Building an Asynchronous GenAI Image Generator API

October 10, 2024

This article will cover building an asynchronous GenAI image generator API, leveraging Amazon Bedrock Titan Image Generator v2. The API creates asynchronously four unique images based on your prompt and stores them in S3. Generating the images asynchronously allows for a faster processing of multiple images. The API will accept an HTTP POST request with the requested images and file name and folder location.

AI Image Generator API Process Flow

API Overview:

      Create a POST request to the /generate_images endpoint, that has prompt, output_folder and file_name_prefix.

      • prompt is the description of the image you want generated.
      • output_folder is the folder path to the image files, part of the S3 key.
      • file_name_prefix is the name of the image file which will end up with a Unix epoch timestamp appended to it, part of the S3 key.
        Example POST request BODY:

        {"prompt": "red porsche", "output_folder": "000/111", "file_name_prefix": "porsche_image"}

      Four unique images will be generated based on your prompt and uploaded to the S3 bucket you specify in image_generation.py under AI_S3_BUCKET_NAME

      You will get a JSON manifest of file names after the images are generated.

        Example POST request Response:

        {"images": ["000/111/porsche_image-1728409676.376359.png", "000/111/porsche_image-1728409676.376369.png", "000/111/porsche_image-1728409676.376371.png", "000/111/porsche_image-1728409676.3763719.png"]}

    Code:

    Prerequisites:

    • Amazon Web Services Account
    • Enable Amazon Bedrock Access (Specifically Amazon Titan Image Generator v2) see: Manage access to Amazon Bedrock foundation models.
    • EC2 Instance Role with AmazonBedrockFullAccess and AmazonS3FullAccess applied to your EC2 instance (note you can make this more secure by making a custom policy).
    • Verified on EC2 Instance Ubuntu 22.04 and Ubuntu 24.04
    • Verified on Python 3.10, 3.11, 3.12
    • Virtualenv
    • AWS Default Region is set to us-east-1 you can change the region in the image_generation.py file under region_name='us-east-1'
    • AWS S3 bucket

    AWS Resource Costs
    As with most AWS services you will incur costs for usage.

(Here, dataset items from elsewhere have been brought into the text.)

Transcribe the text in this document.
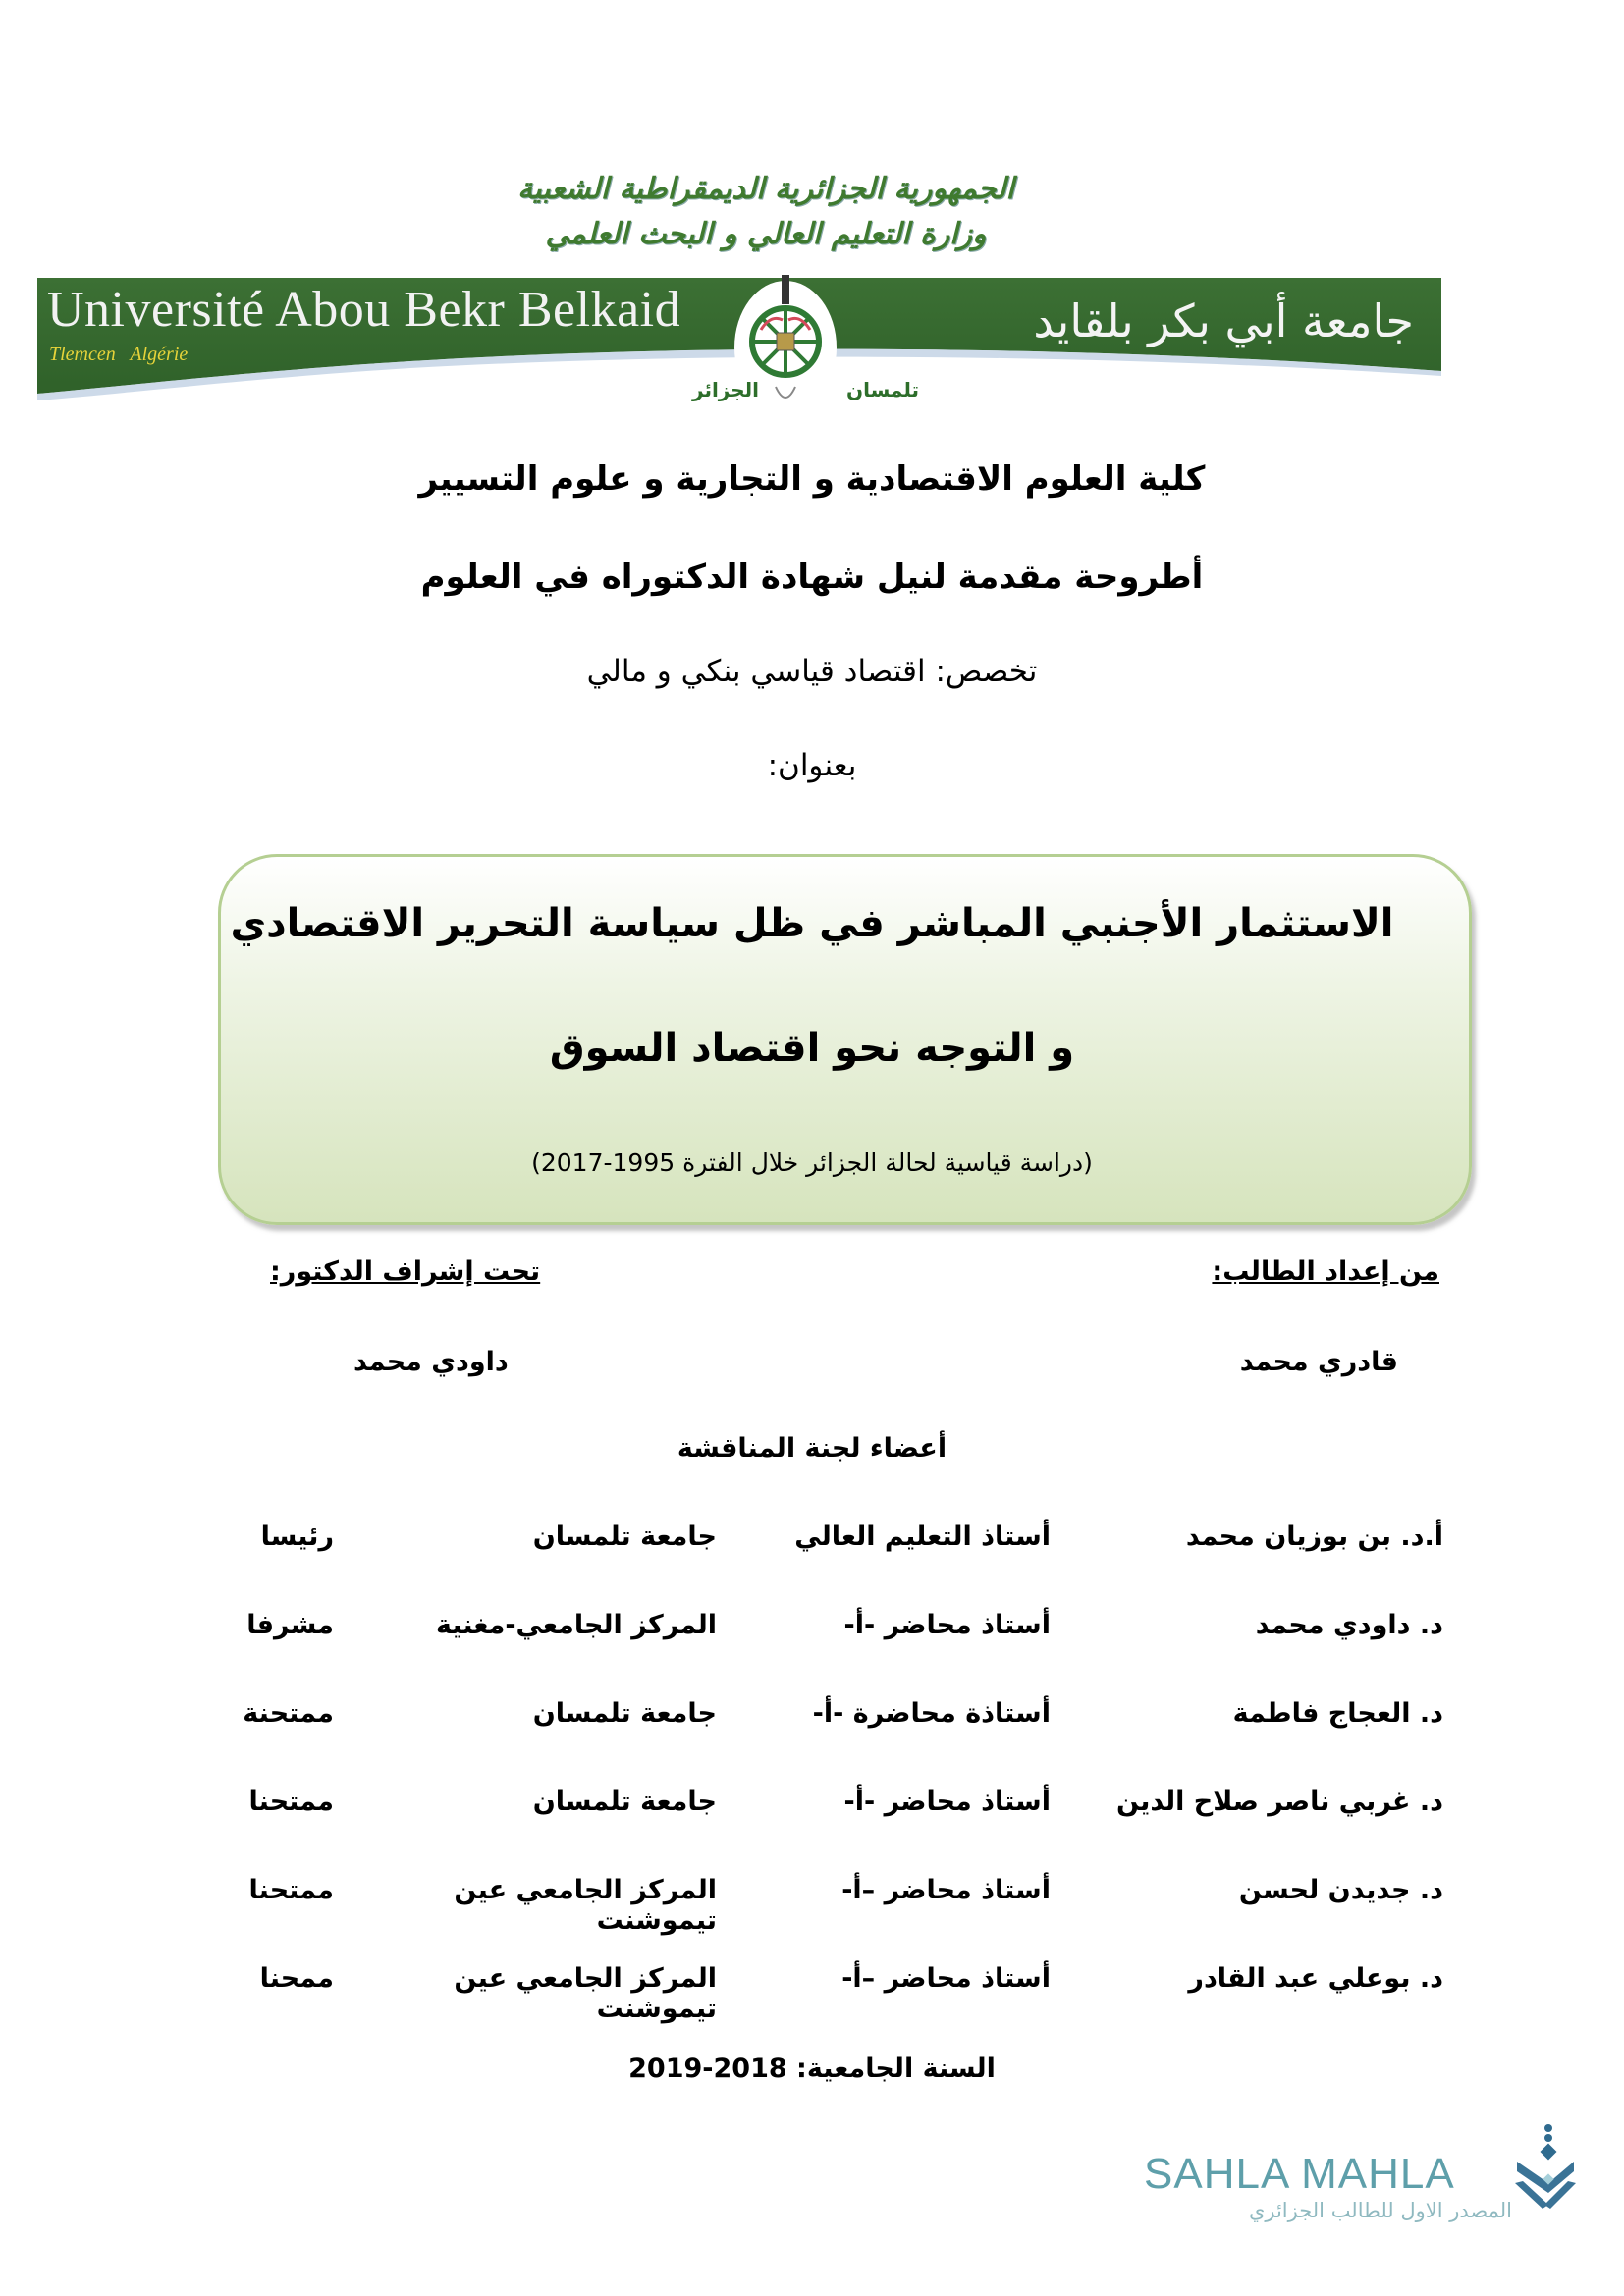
الجمهورية الجزائرية الديمقراطية الشعبية
وزارة التعليم العالي و البحث العلمي
Université Abou Bekr Belkaid
Tlemcen Algérie
جامعة أبي بكر بلقايد
الجزائر	تلمسان
كلية العلوم الاقتصادية و التجارية و علوم التسيير
أطروحة مقدمة لنيل شهادة الدكتوراه في العلوم
تخصص: اقتصاد قياسي بنكي و مالي
بعنوان:
الاستثمار الأجنبي المباشر في ظل سياسة التحرير الاقتصادي
و التوجه نحو اقتصاد السوق
(دراسة قياسية لحالة الجزائر خلال الفترة 1995-2017)
من إعداد الطالب:
تحت إشراف الدكتور:
قادري محمد
داودي محمد
أعضاء لجنة المناقشة
أ.د. بن بوزيان محمد
أستاذ التعليم العالي
جامعة تلمسان
رئيسا
د. داودي محمد
أستاذ محاضر -أ-
المركز الجامعي-مغنية
مشرفا
د. العجاج فاطمة
أستاذة محاضرة -أ-
جامعة تلمسان
ممتحنة
د. غربي ناصر صلاح الدين
أستاذ محاضر -أ-
جامعة تلمسان
ممتحنا
د. جديدن لحسن
أستاذ محاضر –أ-
المركز الجامعي عين تيموشنت
ممتحنا
د. بوعلي عبد القادر
أستاذ محاضر –أ-
المركز الجامعي عين تيموشنت
ممحنا
السنة الجامعية: 2018-2019
SAHLA MAHLA
المصدر الاول للطالب الجزائري
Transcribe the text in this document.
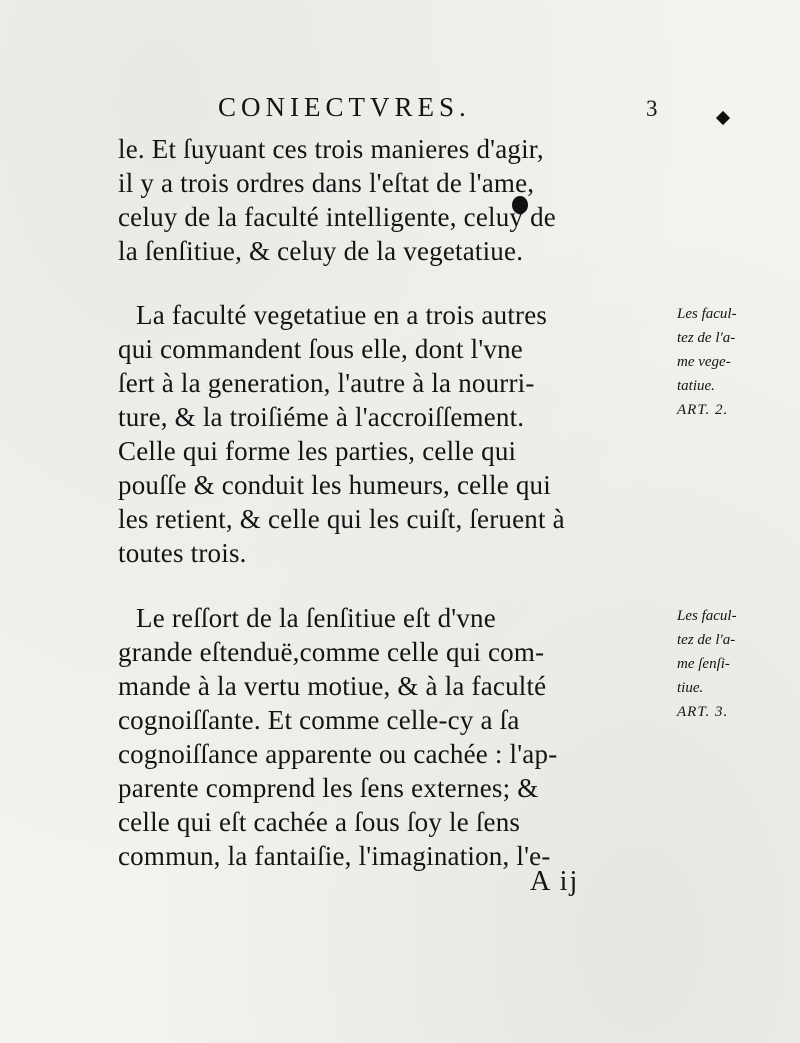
CONIECTVRES.	3
le. Et ſuyuant ces trois manieres d'agir,
il y a trois ordres dans l'eſtat de l'ame,
celuy de la faculté intelligente, celuy de
la ſenſitiue, & celuy de la vegetatiue.
La faculté vegetatiue en a trois autres
qui commandent ſous elle, dont l'vne
ſert à la generation, l'autre à la nourri-
ture, & la troiſiéme à l'accroiſſement.
Celle qui forme les parties, celle qui
pouſſe & conduit les humeurs, celle qui
les retient, & celle qui les cuiſt, ſeruent à
toutes trois.
Le reſſort de la ſenſitiue eſt d'vne
grande eſtenduë,comme celle qui com-
mande à la vertu motiue, & à la faculté
cognoiſſante. Et comme celle-cy a ſa
cognoiſſance apparente ou cachée : l'ap-
parente comprend les ſens externes; &
celle qui eſt cachée a ſous ſoy le ſens
commun, la fantaiſie, l'imagination, l'e-
Les facul-
tez de l'a-
me vege-
tatiue.
ART. 2.
Les facul-
tez de l'a-
me ſenſi-
tiue.
ART. 3.
A ij
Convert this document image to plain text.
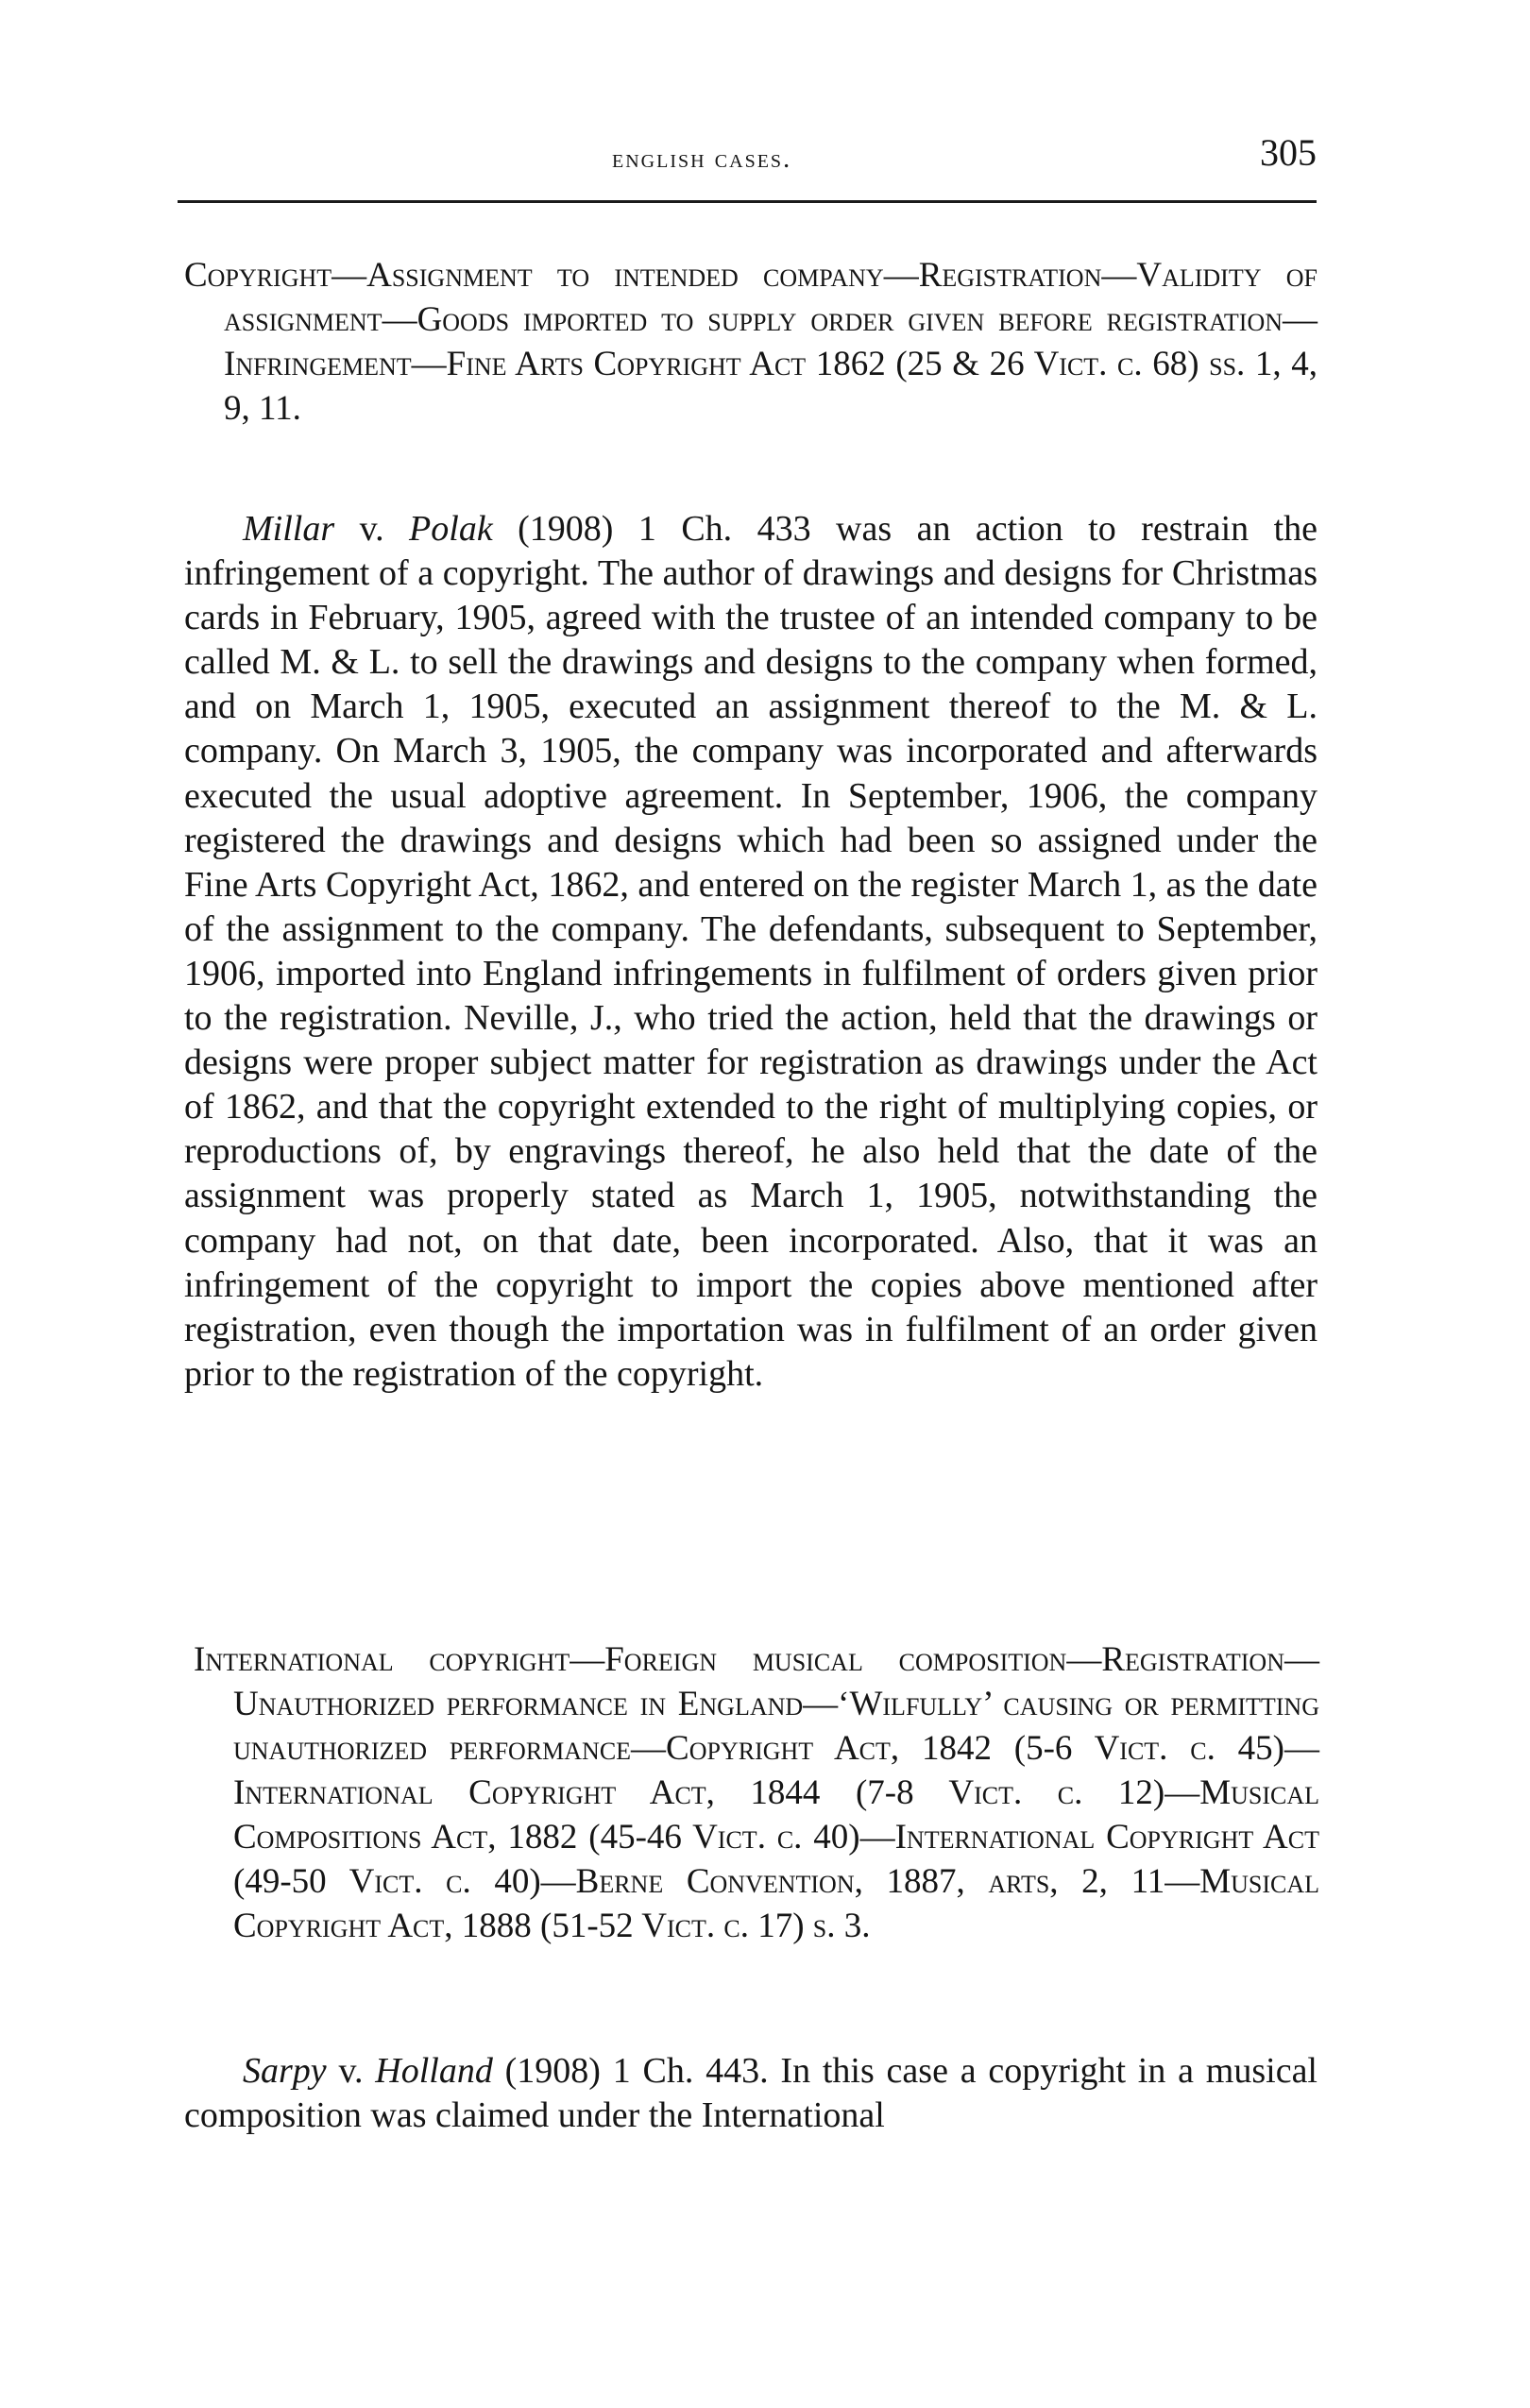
english cases.	305
Copyright—Assignment to intended company—Registration—Validity of assignment—Goods imported to supply order given before registration—Infringement—Fine Arts Copyright Act 1862 (25 & 26 Vict. c. 68) ss. 1, 4, 9, 11.

Millar v. Polak (1908) 1 Ch. 433 was an action to restrain the infringement of a copyright. The author of drawings and designs for Christmas cards in February, 1905, agreed with the trustee of an intended company to be called M. & L. to sell the drawings and designs to the company when formed, and on March 1, 1905, executed an assignment thereof to the M. & L. company. On March 3, 1905, the company was incorporated and afterwards executed the usual adoptive agreement. In September, 1906, the company registered the drawings and designs which had been so assigned under the Fine Arts Copyright Act, 1862, and entered on the register March 1, as the date of the assignment to the company. The defendants, subsequent to September, 1906, imported into England infringements in fulfilment of orders given prior to the registration. Neville, J., who tried the action, held that the drawings or designs were proper subject matter for registration as drawings under the Act of 1862, and that the copyright extended to the right of multiplying copies, or reproductions of, by engravings thereof, he also held that the date of the assignment was properly stated as March 1, 1905, notwithstanding the company had not, on that date, been incorporated. Also, that it was an infringement of the copyright to import the copies above mentioned after registration, even though the importation was in fulfilment of an order given prior to the registration of the copyright.

International copyright—Foreign musical composition—Registration—Unauthorized performance in England—‘Wilfully’ causing or permitting unauthorized performance—Copyright Act, 1842 (5-6 Vict. c. 45)—International Copyright Act, 1844 (7-8 Vict. c. 12)—Musical Compositions Act, 1882 (45-46 Vict. c. 40)—International Copyright Act (49-50 Vict. c. 40)—Berne Convention, 1887, arts, 2, 11—Musical Copyright Act, 1888 (51-52 Vict. c. 17) s. 3.

Sarpy v. Holland (1908) 1 Ch. 443. In this case a copyright in a musical composition was claimed under the International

  • https://aws.amazon.com/bedrock/pricing/
  • https://aws.amazon.com/ec2/pricing/on-demand/

Step 0
Install some dependencies


sudo apt -y update

sudo apt -y install build-essential openssl

sudo apt -y install libpq-dev libssl-dev libffi-dev zlib1g-dev

sudo apt -y install python3-pip python3-dev

sudo apt -y install nginx

sudo apt -y install virtualenvwrapper

Step 1
Setup the Python environment

cd /home/ubuntu

virtualenv ai-image-generator_env

source ai-image-generator_env/bin/activate

Step 2
Create a directory for your project.

mkdir /home/ubuntu/ai-image-generator

cd /home/ubuntu/ai-image-generator

Step 3
Create a file requirements.txt for your Python dependencies.

boto3
botocore
Pillow
watchdog
requests
flask
flask-json
gunicorn
setproctitle

pip install -r requirements.txt

Step 4
Create a file image_generation.py which has image generation code.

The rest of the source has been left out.